Menurut Satanovsky, pada akhirnya Amerika akan membiarkan Turki menghantam Kurdi di Suriah, meski tidak akan melepaskan Kurdi sepenuhnya karena akan digunakan Amerika sebagai alat tawar di hadapan Erdogan.
Huseyin Bagci, profesor hubungan internasional Middle East Technical University di Ankara, sependapat dengan Satanovsky. Ia menyebut bahwa Turki tengah mengirimkan sinyal kepada Amerika bahwa Amerika tidak memerlukan lagi orang-orang Kurdi sebagai sekutu.
"Turki tidak akan pernah menerima entitas PKK-PYD (Kurdi) di kawasan. Kini Turki tengah mengirim pesan kepada Amerika bahwa Amerika tidak memerlukan lagi mereka (Kurdi) saat Turki, sekutu NATO, telah siap," kata Bagci.
Sementara itu Boris Dolgov dari Institute of Oriental Studies, the Russian Academy of Science, menyebutkan bahwa operasi militer gabungan Amerika-Turki adalah bagian dari rencana Amerika dan Turki untuk membiarkan kawasan Suriah utara jatuh ke tangan kelompok sekutu bersama mereka, yaitu Free Syrian Army.
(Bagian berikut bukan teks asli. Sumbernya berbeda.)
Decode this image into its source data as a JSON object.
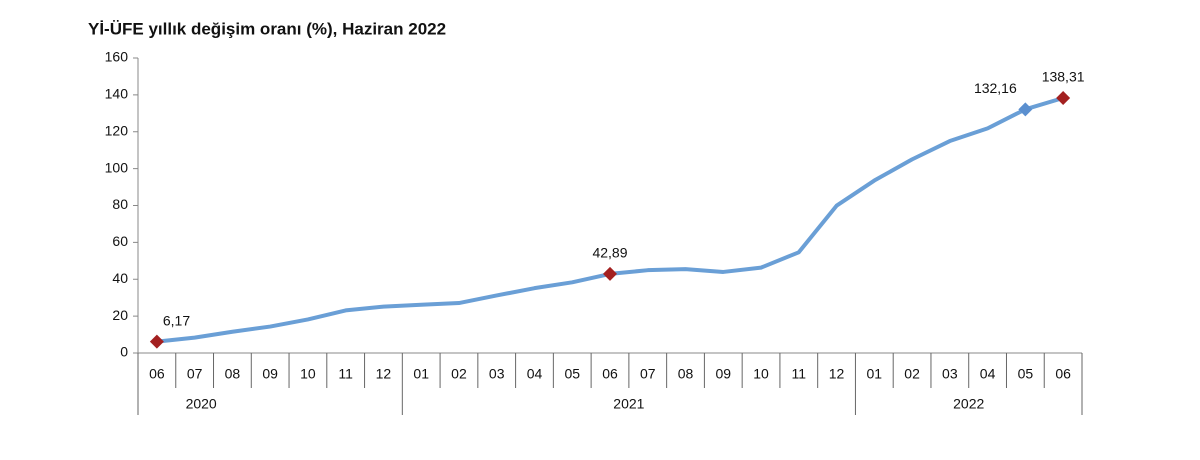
{
  "chart_data": {
    "type": "line",
    "title": "Yİ-ÜFE yıllık değişim oranı (%), Haziran 2022",
    "categories": [
      "06",
      "07",
      "08",
      "09",
      "10",
      "11",
      "12",
      "01",
      "02",
      "03",
      "04",
      "05",
      "06",
      "07",
      "08",
      "09",
      "10",
      "11",
      "12",
      "01",
      "02",
      "03",
      "04",
      "05",
      "06"
    ],
    "years": [
      "2020",
      "2021",
      "2022"
    ],
    "values": [
      6.17,
      8.33,
      11.53,
      14.33,
      18.2,
      23.11,
      25.15,
      26.16,
      27.09,
      31.2,
      35.17,
      38.33,
      42.89,
      44.92,
      45.52,
      43.96,
      46.31,
      54.62,
      79.89,
      93.53,
      105.01,
      114.97,
      121.82,
      132.16,
      138.31
    ],
    "value_labels": [
      "6,17",
      null,
      null,
      null,
      null,
      null,
      null,
      null,
      null,
      null,
      null,
      null,
      "42,89",
      null,
      null,
      null,
      null,
      null,
      null,
      null,
      null,
      null,
      null,
      "132,16",
      "138,31"
    ],
    "marker_colors": [
      "#a32020",
      null,
      null,
      null,
      null,
      null,
      null,
      null,
      null,
      null,
      null,
      null,
      "#a32020",
      null,
      null,
      null,
      null,
      null,
      null,
      null,
      null,
      null,
      null,
      "#5b8fcf",
      "#a32020"
    ],
    "color": "#6a9fd6",
    "ylim": [
      0,
      160
    ],
    "yticks": [
      0,
      20,
      40,
      60,
      80,
      100,
      120,
      140,
      160
    ]
  }
}
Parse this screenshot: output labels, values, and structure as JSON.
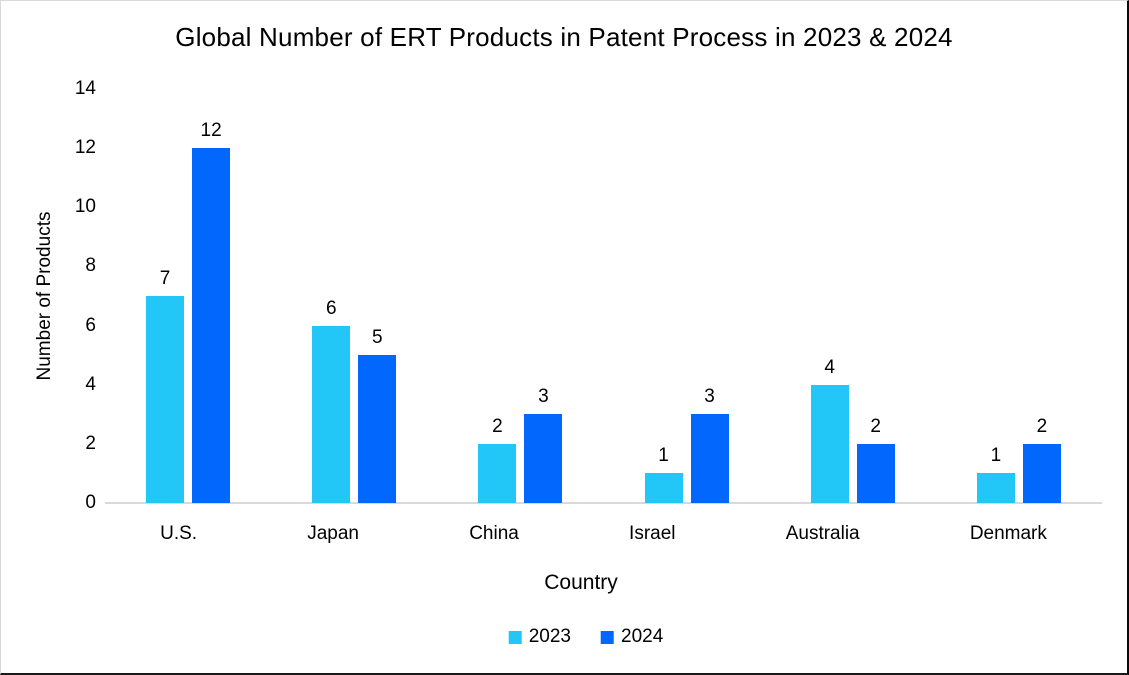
{
  "chart_data": {
    "type": "bar",
    "title": "Global Number of ERT Products in Patent Process in 2023 & 2024",
    "xlabel": "Country",
    "ylabel": "Number of Products",
    "categories": [
      "U.S.",
      "Japan",
      "China",
      "Israel",
      "Australia",
      "Denmark"
    ],
    "series": [
      {
        "name": "2023",
        "color": "#22C7F7",
        "values": [
          7,
          6,
          2,
          1,
          4,
          1
        ]
      },
      {
        "name": "2024",
        "color": "#0267FC",
        "values": [
          12,
          5,
          3,
          3,
          2,
          2
        ]
      }
    ],
    "ylim": [
      0,
      14
    ],
    "yticks": [
      0,
      2,
      4,
      6,
      8,
      10,
      12,
      14
    ],
    "grid": false,
    "value_labels": true,
    "legend_position": "bottom",
    "axis_line_color": "#D9D9D9",
    "text_color": "#000000"
  }
}
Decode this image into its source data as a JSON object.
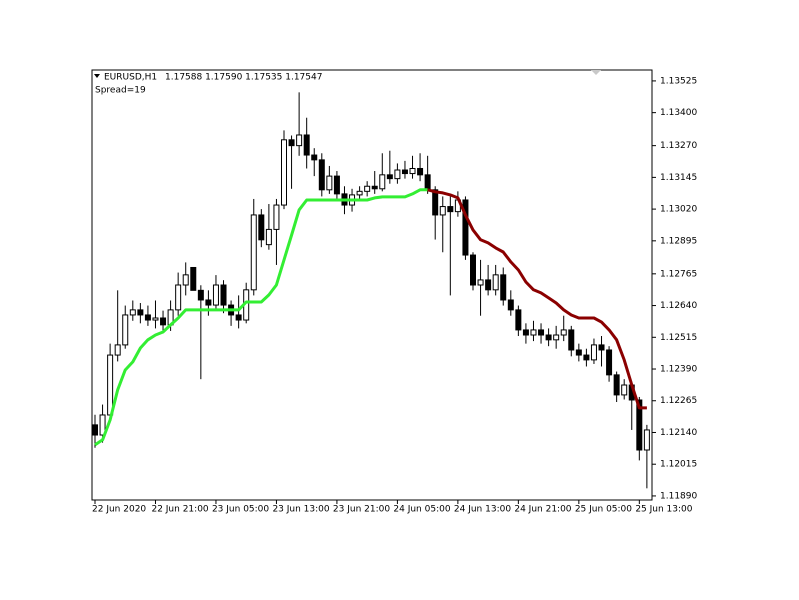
{
  "chart_data": {
    "type": "candlestick",
    "symbol": "EURUSD,H1",
    "quote": "1.17588 1.17590 1.17535 1.17547",
    "spread": "Spread=19",
    "categories": [
      "22 Jun 2020",
      null,
      null,
      null,
      null,
      null,
      null,
      null,
      "22 Jun 21:00",
      null,
      null,
      null,
      null,
      null,
      null,
      null,
      "23 Jun 05:00",
      null,
      null,
      null,
      null,
      null,
      null,
      null,
      "23 Jun 13:00",
      null,
      null,
      null,
      null,
      null,
      null,
      null,
      "23 Jun 21:00",
      null,
      null,
      null,
      null,
      null,
      null,
      null,
      "24 Jun 05:00",
      null,
      null,
      null,
      null,
      null,
      null,
      null,
      "24 Jun 13:00",
      null,
      null,
      null,
      null,
      null,
      null,
      null,
      "24 Jun 21:00",
      null,
      null,
      null,
      null,
      null,
      null,
      null,
      "25 Jun 05:00",
      null,
      null,
      null,
      null,
      null,
      null,
      null,
      "25 Jun 13:00",
      null
    ],
    "open": [
      1.1217,
      1.1213,
      1.12209,
      1.12445,
      1.12485,
      1.12603,
      1.12623,
      1.12603,
      1.12583,
      1.12591,
      1.12564,
      1.12623,
      1.12721,
      1.1279,
      1.127,
      1.12662,
      1.12642,
      1.12721,
      1.12642,
      1.12603,
      1.12583,
      1.12702,
      1.12997,
      1.1288,
      1.1294,
      1.13036,
      1.13293,
      1.1327,
      1.13312,
      1.13233,
      1.13214,
      1.13096,
      1.1315,
      1.1308,
      1.13036,
      1.13076,
      1.1309,
      1.1311,
      1.131,
      1.13155,
      1.1314,
      1.13174,
      1.1316,
      1.1318,
      1.13155,
      1.13096,
      1.12997,
      1.1303,
      1.1301,
      1.13056,
      1.12839,
      1.12721,
      1.12741,
      1.12702,
      1.12761,
      1.12662,
      1.12623,
      1.12544,
      1.12524,
      1.12544,
      1.12524,
      1.12505,
      1.12524,
      1.12544,
      1.12465,
      1.12445,
      1.12426,
      1.12485,
      1.12465,
      1.12367,
      1.12288,
      1.12327,
      1.12268,
      1.12071
    ],
    "high": [
      1.1221,
      1.1225,
      1.1249,
      1.127,
      1.1264,
      1.1266,
      1.1265,
      1.1264,
      1.1266,
      1.1262,
      1.1266,
      1.1277,
      1.1281,
      1.1279,
      1.1272,
      1.127,
      1.1276,
      1.1274,
      1.1266,
      1.1268,
      1.1273,
      1.1306,
      1.1302,
      1.1304,
      1.1306,
      1.1333,
      1.1331,
      1.1348,
      1.1338,
      1.1326,
      1.1324,
      1.1319,
      1.1317,
      1.1311,
      1.131,
      1.1311,
      1.1313,
      1.1317,
      1.1324,
      1.1325,
      1.132,
      1.1321,
      1.1323,
      1.1324,
      1.1323,
      1.1311,
      1.1307,
      1.1307,
      1.1309,
      1.1307,
      1.1285,
      1.1282,
      1.128,
      1.128,
      1.1279,
      1.127,
      1.1264,
      1.1257,
      1.1258,
      1.1257,
      1.1255,
      1.1256,
      1.126,
      1.1256,
      1.1249,
      1.1247,
      1.1251,
      1.1252,
      1.1248,
      1.1238,
      1.1235,
      1.1234,
      1.1228,
      1.1217
    ],
    "low": [
      1.1208,
      1.121,
      1.1219,
      1.1242,
      1.1247,
      1.1258,
      1.1257,
      1.1256,
      1.1255,
      1.1253,
      1.1254,
      1.126,
      1.1268,
      1.127,
      1.1235,
      1.126,
      1.1262,
      1.1261,
      1.1256,
      1.1255,
      1.1257,
      1.1268,
      1.1287,
      1.1286,
      1.128,
      1.1302,
      1.131,
      1.1323,
      1.1318,
      1.1315,
      1.1307,
      1.1308,
      1.1306,
      1.13,
      1.1301,
      1.1306,
      1.1307,
      1.1308,
      1.1309,
      1.1312,
      1.1312,
      1.1314,
      1.1314,
      1.1313,
      1.1308,
      1.129,
      1.1285,
      1.1268,
      1.1299,
      1.1282,
      1.127,
      1.126,
      1.1268,
      1.1268,
      1.1264,
      1.126,
      1.1252,
      1.1249,
      1.125,
      1.1249,
      1.1248,
      1.1247,
      1.125,
      1.1244,
      1.1242,
      1.124,
      1.1241,
      1.124,
      1.1234,
      1.1226,
      1.1227,
      1.1215,
      1.1203,
      1.1192
    ],
    "close": [
      1.1213,
      1.12209,
      1.12445,
      1.12485,
      1.12603,
      1.12623,
      1.12603,
      1.12583,
      1.12591,
      1.12564,
      1.12623,
      1.12721,
      1.12761,
      1.127,
      1.12662,
      1.12642,
      1.12721,
      1.12642,
      1.12603,
      1.12583,
      1.12702,
      1.12997,
      1.12899,
      1.1294,
      1.13036,
      1.13293,
      1.1327,
      1.13312,
      1.13233,
      1.13214,
      1.13096,
      1.1315,
      1.1308,
      1.13036,
      1.13076,
      1.1309,
      1.1311,
      1.131,
      1.13155,
      1.1314,
      1.13174,
      1.1316,
      1.1318,
      1.13155,
      1.13096,
      1.12997,
      1.1303,
      1.1301,
      1.13056,
      1.12839,
      1.12721,
      1.12741,
      1.12702,
      1.12761,
      1.12662,
      1.12623,
      1.12544,
      1.12524,
      1.12544,
      1.12524,
      1.12505,
      1.12524,
      1.12544,
      1.12465,
      1.12445,
      1.12426,
      1.12485,
      1.12465,
      1.12367,
      1.12288,
      1.12327,
      1.12268,
      1.12071,
      1.1215
    ],
    "up_color": "#ffffff",
    "down_color": "#000000",
    "series": [
      {
        "color": "#33ee33",
        "values": [
          1.12091,
          1.12111,
          1.12189,
          1.12308,
          1.12386,
          1.12418,
          1.12473,
          1.12505,
          1.12524,
          1.12536,
          1.12564,
          1.12591,
          1.12623,
          1.12623,
          1.12623,
          1.12623,
          1.12623,
          1.12623,
          1.12623,
          1.12623,
          1.12654,
          1.12654,
          1.12654,
          1.12682,
          1.12721,
          1.1282,
          1.12918,
          1.13017,
          1.13056,
          1.13056,
          1.13056,
          1.13056,
          1.13056,
          1.13056,
          1.13056,
          1.13056,
          1.13056,
          1.13064,
          1.13068,
          1.13068,
          1.13068,
          1.13068,
          1.1308,
          1.13096,
          1.13096,
          null,
          null,
          null,
          null,
          null,
          null,
          null,
          null,
          null,
          null,
          null,
          null,
          null,
          null,
          null,
          null,
          null,
          null,
          null,
          null,
          null,
          null,
          null,
          null,
          null,
          null,
          null,
          null,
          null
        ]
      },
      {
        "color": "#8b0000",
        "values": [
          null,
          null,
          null,
          null,
          null,
          null,
          null,
          null,
          null,
          null,
          null,
          null,
          null,
          null,
          null,
          null,
          null,
          null,
          null,
          null,
          null,
          null,
          null,
          null,
          null,
          null,
          null,
          null,
          null,
          null,
          null,
          null,
          null,
          null,
          null,
          null,
          null,
          null,
          null,
          null,
          null,
          null,
          null,
          null,
          1.13096,
          1.13088,
          1.13084,
          1.13076,
          1.13064,
          1.12997,
          1.12938,
          1.12899,
          1.12887,
          1.12867,
          1.12851,
          1.12812,
          1.1278,
          1.12733,
          1.12702,
          1.1269,
          1.1267,
          1.1265,
          1.12623,
          1.12603,
          1.12591,
          1.12591,
          1.12591,
          1.12575,
          1.12544,
          1.12505,
          1.12426,
          1.12327,
          1.12237,
          1.12237
        ]
      }
    ],
    "ylim": [
      1.11874,
      1.13568
    ],
    "yticks": [
      {
        "value": 1.13525,
        "label": "1.13525"
      },
      {
        "value": 1.134,
        "label": "1.13400"
      },
      {
        "value": 1.1327,
        "label": "1.13270"
      },
      {
        "value": 1.13145,
        "label": "1.13145"
      },
      {
        "value": 1.1302,
        "label": "1.13020"
      },
      {
        "value": 1.12895,
        "label": "1.12895"
      },
      {
        "value": 1.12765,
        "label": "1.12765"
      },
      {
        "value": 1.1264,
        "label": "1.12640"
      },
      {
        "value": 1.12515,
        "label": "1.12515"
      },
      {
        "value": 1.1239,
        "label": "1.12390"
      },
      {
        "value": 1.12265,
        "label": "1.12265"
      },
      {
        "value": 1.1214,
        "label": "1.12140"
      },
      {
        "value": 1.12015,
        "label": "1.12015"
      },
      {
        "value": 1.1189,
        "label": "1.11890"
      }
    ]
  }
}
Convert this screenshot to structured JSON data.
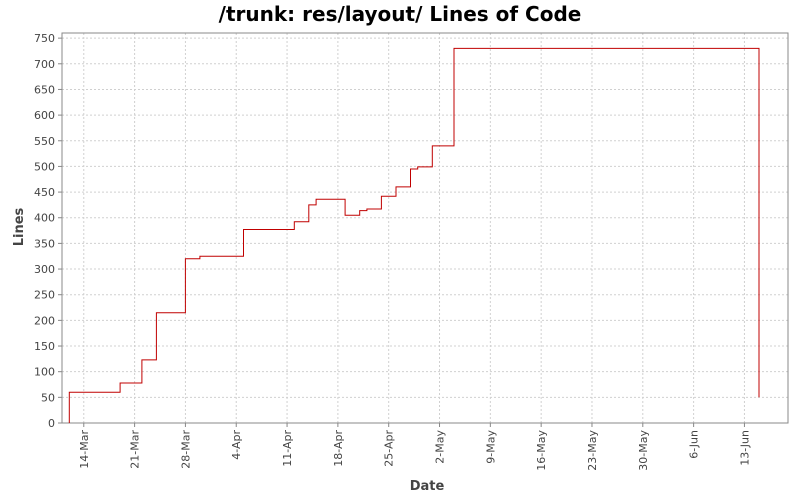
{
  "chart_data": {
    "type": "line",
    "title": "/trunk: res/layout/ Lines of Code",
    "xlabel": "Date",
    "ylabel": "Lines",
    "ylim": [
      0,
      760
    ],
    "xlim": [
      "2005-03-11",
      "2005-06-19"
    ],
    "y_ticks": [
      0,
      50,
      100,
      150,
      200,
      250,
      300,
      350,
      400,
      450,
      500,
      550,
      600,
      650,
      700,
      750
    ],
    "x_ticks": [
      {
        "date": "2005-03-14",
        "label": "14-Mar"
      },
      {
        "date": "2005-03-21",
        "label": "21-Mar"
      },
      {
        "date": "2005-03-28",
        "label": "28-Mar"
      },
      {
        "date": "2005-04-04",
        "label": "4-Apr"
      },
      {
        "date": "2005-04-11",
        "label": "11-Apr"
      },
      {
        "date": "2005-04-18",
        "label": "18-Apr"
      },
      {
        "date": "2005-04-25",
        "label": "25-Apr"
      },
      {
        "date": "2005-05-02",
        "label": "2-May"
      },
      {
        "date": "2005-05-09",
        "label": "9-May"
      },
      {
        "date": "2005-05-16",
        "label": "16-May"
      },
      {
        "date": "2005-05-23",
        "label": "23-May"
      },
      {
        "date": "2005-05-30",
        "label": "30-May"
      },
      {
        "date": "2005-06-06",
        "label": "6-Jun"
      },
      {
        "date": "2005-06-13",
        "label": "13-Jun"
      }
    ],
    "grid": true,
    "legend": "none",
    "series": [
      {
        "color": "#c00000",
        "points": [
          {
            "x": "2005-03-12",
            "y": 0
          },
          {
            "x": "2005-03-12",
            "y": 60
          },
          {
            "x": "2005-03-19",
            "y": 78
          },
          {
            "x": "2005-03-22",
            "y": 110
          },
          {
            "x": "2005-03-22",
            "y": 123
          },
          {
            "x": "2005-03-24",
            "y": 215
          },
          {
            "x": "2005-03-28",
            "y": 320
          },
          {
            "x": "2005-03-30",
            "y": 325
          },
          {
            "x": "2005-04-05",
            "y": 377
          },
          {
            "x": "2005-04-12",
            "y": 392
          },
          {
            "x": "2005-04-14",
            "y": 425
          },
          {
            "x": "2005-04-15",
            "y": 436
          },
          {
            "x": "2005-04-19",
            "y": 405
          },
          {
            "x": "2005-04-21",
            "y": 414
          },
          {
            "x": "2005-04-22",
            "y": 417
          },
          {
            "x": "2005-04-24",
            "y": 442
          },
          {
            "x": "2005-04-26",
            "y": 460
          },
          {
            "x": "2005-04-28",
            "y": 495
          },
          {
            "x": "2005-04-29",
            "y": 499
          },
          {
            "x": "2005-05-01",
            "y": 540
          },
          {
            "x": "2005-05-04",
            "y": 718
          },
          {
            "x": "2005-05-04",
            "y": 730
          },
          {
            "x": "2005-06-15",
            "y": 730
          },
          {
            "x": "2005-06-15",
            "y": 50
          }
        ]
      }
    ]
  }
}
Namun hal itu tidak akan mudah, karena keberadaan Iran-Rusia yang menginginkan keutuhan wilayah Suriah di bawah kepemimpinan Bashar al Assad, atau pemerintahan yang benar-benar dipilih oleh rakyat Suriah.(ca)
Turki sepertinya tengah dijepit oleh Kurdi, ISIS, dan Amerika serikat sendiri.. Alangkah tepatnya jika Erdogan lebih mendukung pemulihan kembali Suriah sebelum Arab Springs.